Courbe du nombre de morts par la guerre : Mack, A. & Pinker, S. (30 décembre 2014), Non, le monde n’est pas en train de sombrer dans le chaos .
Courbe des années de guerre entre grandes puissances : Roser, M. War and peace.
Les médias nous parlent presque quotidiennement de guerres. Cependant, ces situations, certes très préoccupantes, nous empêchent de voir la baisse considérable de morts par guerre au cours des récentes décennies. Il est très rare aujourd’hui qu’un Etat fasse la guerre à un autre, alors que c’était un phénomène bien plus fréquent dans le passé.
Les guerres interétatiques, qui ont fait des centaines de millions de morts dans le passé, ont presque totalement disparu.

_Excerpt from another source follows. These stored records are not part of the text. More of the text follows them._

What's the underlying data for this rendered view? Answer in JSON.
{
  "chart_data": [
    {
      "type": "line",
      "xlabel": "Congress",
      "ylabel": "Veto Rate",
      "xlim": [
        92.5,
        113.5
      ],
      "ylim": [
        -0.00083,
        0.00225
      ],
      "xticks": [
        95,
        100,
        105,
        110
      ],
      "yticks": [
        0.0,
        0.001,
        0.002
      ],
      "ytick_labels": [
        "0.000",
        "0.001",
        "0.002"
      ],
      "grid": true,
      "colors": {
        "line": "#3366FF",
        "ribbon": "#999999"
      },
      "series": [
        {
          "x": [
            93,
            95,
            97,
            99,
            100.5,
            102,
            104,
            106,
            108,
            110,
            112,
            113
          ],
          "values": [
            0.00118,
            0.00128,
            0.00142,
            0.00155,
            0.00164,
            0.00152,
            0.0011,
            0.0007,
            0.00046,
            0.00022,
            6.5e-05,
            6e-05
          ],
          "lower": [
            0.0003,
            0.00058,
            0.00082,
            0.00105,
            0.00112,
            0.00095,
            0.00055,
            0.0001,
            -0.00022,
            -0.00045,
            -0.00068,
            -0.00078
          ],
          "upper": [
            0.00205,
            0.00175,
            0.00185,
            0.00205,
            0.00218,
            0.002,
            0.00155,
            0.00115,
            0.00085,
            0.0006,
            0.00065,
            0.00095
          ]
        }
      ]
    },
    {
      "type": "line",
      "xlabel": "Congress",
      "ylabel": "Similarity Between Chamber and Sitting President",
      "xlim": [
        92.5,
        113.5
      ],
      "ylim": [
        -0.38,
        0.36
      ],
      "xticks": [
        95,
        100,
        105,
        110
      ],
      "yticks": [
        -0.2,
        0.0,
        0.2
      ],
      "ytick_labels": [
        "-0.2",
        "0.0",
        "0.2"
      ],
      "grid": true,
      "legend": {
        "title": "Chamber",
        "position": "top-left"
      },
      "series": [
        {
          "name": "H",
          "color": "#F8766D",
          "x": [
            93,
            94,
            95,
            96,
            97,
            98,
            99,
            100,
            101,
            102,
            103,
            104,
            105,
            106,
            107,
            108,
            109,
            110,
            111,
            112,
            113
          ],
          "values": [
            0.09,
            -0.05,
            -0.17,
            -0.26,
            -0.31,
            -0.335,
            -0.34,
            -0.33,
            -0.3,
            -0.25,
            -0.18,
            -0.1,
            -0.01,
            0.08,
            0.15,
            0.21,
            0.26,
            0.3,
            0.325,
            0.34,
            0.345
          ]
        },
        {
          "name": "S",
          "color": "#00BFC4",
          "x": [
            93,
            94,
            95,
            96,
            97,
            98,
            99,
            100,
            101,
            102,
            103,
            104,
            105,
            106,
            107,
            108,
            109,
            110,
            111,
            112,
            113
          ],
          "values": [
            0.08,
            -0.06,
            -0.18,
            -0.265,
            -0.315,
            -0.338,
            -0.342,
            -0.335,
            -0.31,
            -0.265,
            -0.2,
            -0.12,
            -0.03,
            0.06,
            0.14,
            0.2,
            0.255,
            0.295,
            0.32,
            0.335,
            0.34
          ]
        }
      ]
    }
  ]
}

Les guerres civiles actuelles, aussi dramatiques soient-elles, sont bien moins meurtrières.
La situation s’est aggravée depuis 2010, mais malgré cela, le nombre de morts reste sans commune mesure avec des situations antérieures. Ainsi, le pic considérable de 1994 est dû au génocide des Tutsis au Rwanda (entre 500 000 et un million de morts). Or, une telle quantité de victimes, exceptionnelle lors d’une guerre civile, était assez fréquente dans les guerres internationales d’autrefois. Rappelons par exemple que la Seconde Guerre mondiale a entraîné 60 millions de morts, les conquêtes mongoles par Gengis Khan et ses successeurs (13e siècle) 40 millions, la politique de Staline 20 millions, les guerres napoléoniennes 5 millions. Les victimes de guerre sont bien moins nombreuses de nos jours que dans le passé.
John Mueller a été en 1989 l’un des premiers à analyser cette quasi-disparition des guerres internationales [1]. Selon lui, la guerre entre grandes puissances est progressivement devenue à la fois repoussante et futile [2].
Repoussante car elle a perdu son prestigieux attrait : elle n’est plus synonyme de courage et de vertu et n’apporte plus la gloire à celui qui en fait son métier. Futile car les objectifs internationaux des chefs d’état ont changé. Autrefois, c’était l’acquisition de territoires, la démonstration de force ou encore la promotion d’une idéologie ou d’une religion, tandis qu’aujourd’hui, c’est surtout la prospérité économique du pays, objectif que la guerre ne peut que freiner. Ce « glissement de valeurs » [3] fait que la guerre est généralement considérée aujourd’hui au mieux comme un moindre mal en ultime recours, au pire comme une monstruosité.
Ce processus a été graduel, ce qui explique d’affreuses résurgences comme les deux guerres mondiales. Mais précisément, ces drames n’ont fait que renforcer ce rejet de la guerre [4]. La thèse de Mueller a été abondamment discutée, mais demeure globalement solide[5] et il est permis de faire preuve d’un optimisme lucide pour l’avenir[6], tout en restant vigilant face au risque de résurgences, même limitées, comme c’est le cas depuis quelques années.
[1] Mueller, J. (1989). Retreat from Doomsday : the obsolescence of major war, New York, Basic Books.
[2] Idem, p. 4, 217.
[3] Idem, p. 221
[4] Idem, p. 55.
[5] Fortmann M. & Gomand J. (2004). L’obsolescence des guerres interétatiques ? Une relecture de John Mueller, Raisons politiques, 13, 79-96.
[6] Väyrynen, R. (ed.). (2006). The waning of major war: theories and debates, New York, Routledge. Fettweis, C. (2010). Dangerous time? The international politics of great power peace, Washington, Georgetown university press. David, C.-P. (2013). Repenser la guerre et la paix au xxie siècle, Politique étrangère, 3, 27-38.